Not only do the private factors seem to demonstrate that this case should be held in Alabama, when balancing the public factors, those factors also demonstrate that this case should be heard in Alabama.

Although Plaintiff argues that Los Angeles has interest in adjudicating this matter and deterring future wrongful conduct from California corporations, the Court does not find Plaintiff’s argument availing.

“As Hansen observed, “California courts ... have little or no interest in litigation involving injuries incurred outside of California by nonresidents.” (Morris v. AGFA Corp. (2006) 144 Cal.App.4th 1452, 1467 citing Hansen v. Owens-Corning Fiberglas Corp. (1996) 51 Cal.App.4th 753, 760.)

Here, Plaintiff’s Complaint concedes that she is a resident of Alabama. Further, Plaintiff’s motion for choice of law conceded that Plaintiff’s son resided in Alabama, was hired and worked exclusively for Defendant at its jobsite in Alabama, and was killed on Defendant’s jobsite in Alabama. (See Pl. Mot. Choice of Law, p. 13.)

Here, although Defendant is a California corporation, the injury occurred to a Plaintiff who is an Alabama resident and was injured while in Alabama; therefore, by having this action tried in Alabama, potential California jurors would be protected from being called on to decide cases which the local community has little concern.

Further, Plaintiffs’ motion for choice of law stated, “Alabama has a specific interest in applying its laws to fatal incidents that happen within its jurisdiction, specifically those with a corporate defendant, as its legislature has enacted those laws to regulate corporate defendants who do business in the state the way it has determined to be in the best interest of justice.” (Pl. Mot. Choice of Law, p. 14.)

Not only would California jurors have little interest in this action, but Plaintiff concedes that Alabama has a specific interest in applying its laws to fatal incidents that happen within its jurisdiction. For Plaintiff to argue in her motion for choice of law that Alabama law should apply if this action were held in California appears to undercut Plaintiff’s argument that public factors lean in Plaintiff’s favor.
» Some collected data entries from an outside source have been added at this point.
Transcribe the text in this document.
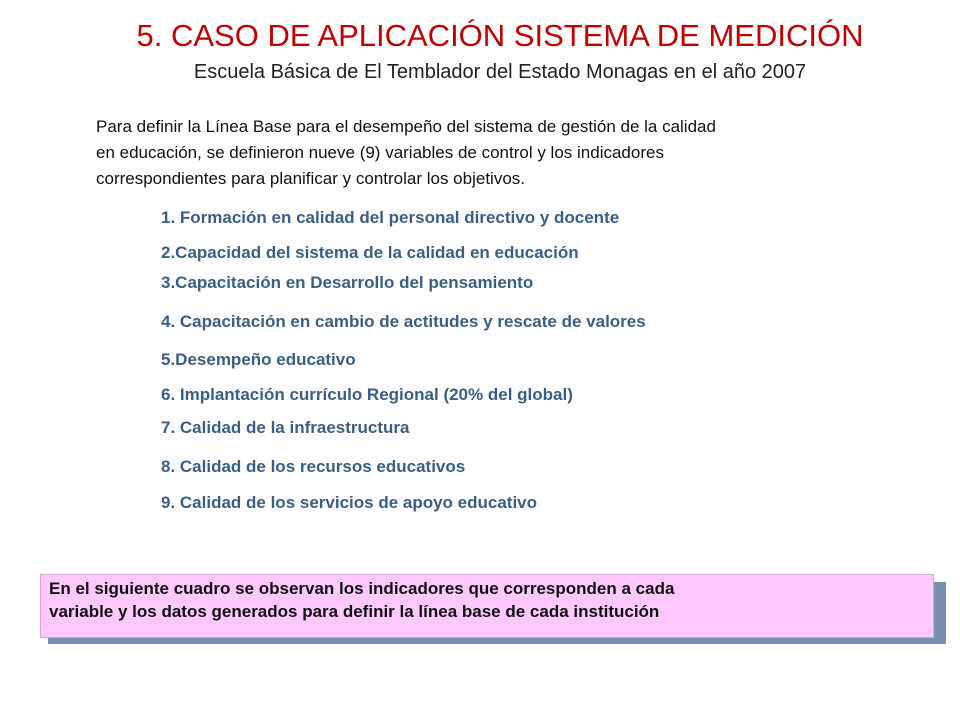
5. CASO DE APLICACIÓN SISTEMA DE MEDICIÓN
Escuela Básica de El Temblador del Estado Monagas en el año 2007
Para definir la Línea Base para el desempeño del sistema de gestión de la calidad
en educación, se definieron nueve (9) variables de control y los indicadores
correspondientes para planificar y controlar los objetivos.
1. Formación en calidad del personal directivo y docente
2.Capacidad del sistema de la calidad en educación
3.Capacitación en Desarrollo del pensamiento
4. Capacitación en cambio de actitudes y rescate de valores
5.Desempeño educativo
6. Implantación currículo Regional (20% del global)
7. Calidad de la infraestructura
8. Calidad de los recursos educativos
9. Calidad de los servicios de apoyo educativo
En el siguiente cuadro se observan los indicadores que corresponden a cada
variable y los datos generados para definir la línea base de cada institución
If Plaintiff wants Alabama law to apply in this action, Alabama courts are in a much more favorable position to understand Alabama substantive and procedural law.

On balance, the private and public factors weight in favor of this case being heard in Alabama because Alabama is a more convenient forum and California is an inconvenient forum.

TENTATIVE RULING

Defendant’s motion to dismiss or stay this action based on inconvenient forum is GRANTED. The Court will hear argument as to how it should proceed as to if a stay or if a dismissal is more appropriate.

Defendant’s demurrer and motion to strike and Plaintiff’s motion for choice of law are denied as moot in light of this Court granting Defendant’s motion to dismiss or stay based on inconvenient forum.

Defendant’s request for judicial notice is granted.